# Options for filtering large volumes of water cold brew



## Olljones (Apr 22, 2013)

Im going to be playing around with some cold brew ideas at home, got some interesting ideas to play around with in terms of coffee/gear etc however trying to work out the best and most cost effective way of filtering over 5L of water at any given time. I rent where I live so no options for installing anything wild.

Any thoughts?


----------



## jeebsy (May 5, 2013)

Maybe just buy a big gallon bottle of water from the supermarket if your tapwater's no use?


----------



## Olljones (Apr 22, 2013)

Im in manchester so the tap waters not all that bad, but wanted to push for best possible outcome, limited variables etc


----------



## coffeecinado (Apr 19, 2014)

table water filters with filter cartridges from bwt do a pretty good job.
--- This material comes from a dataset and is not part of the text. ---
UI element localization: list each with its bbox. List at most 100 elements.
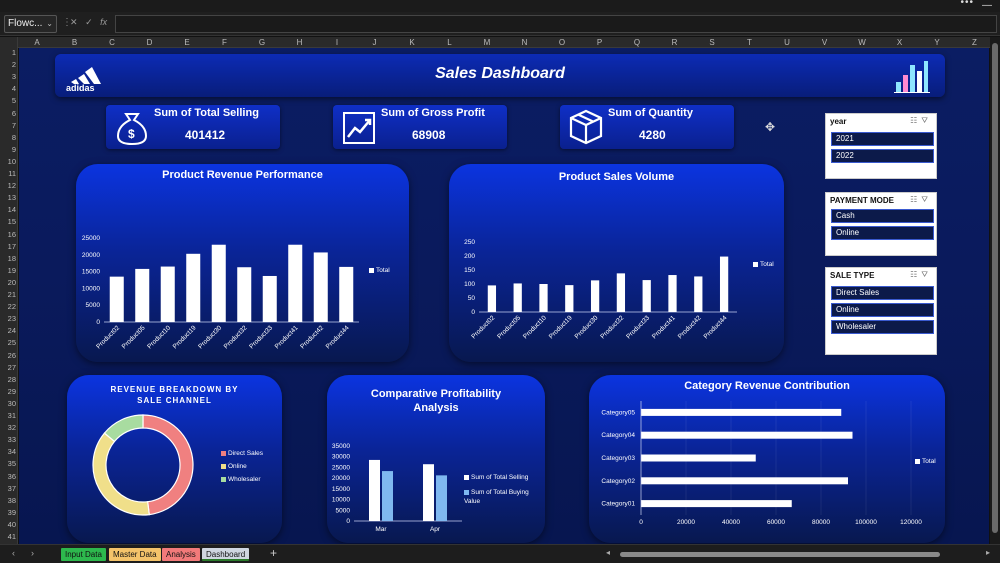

filtering and enriching magnesium.

similar system offered by brita without the mg-enrichment.

a container takes about 2.5 litres and you should be able to get 5 l within 10 minuted out of it.

simple and inexpensive.

check out http://www.bwt-group.com/en/Products/private-users


----------



## CallumT (Aug 23, 2013)

Any inline filtration system with a PRV will give you control over pressure and flow ensuring you can yield proper filtration even on a large scale.

Which inline system would best suit is always the burning question


----------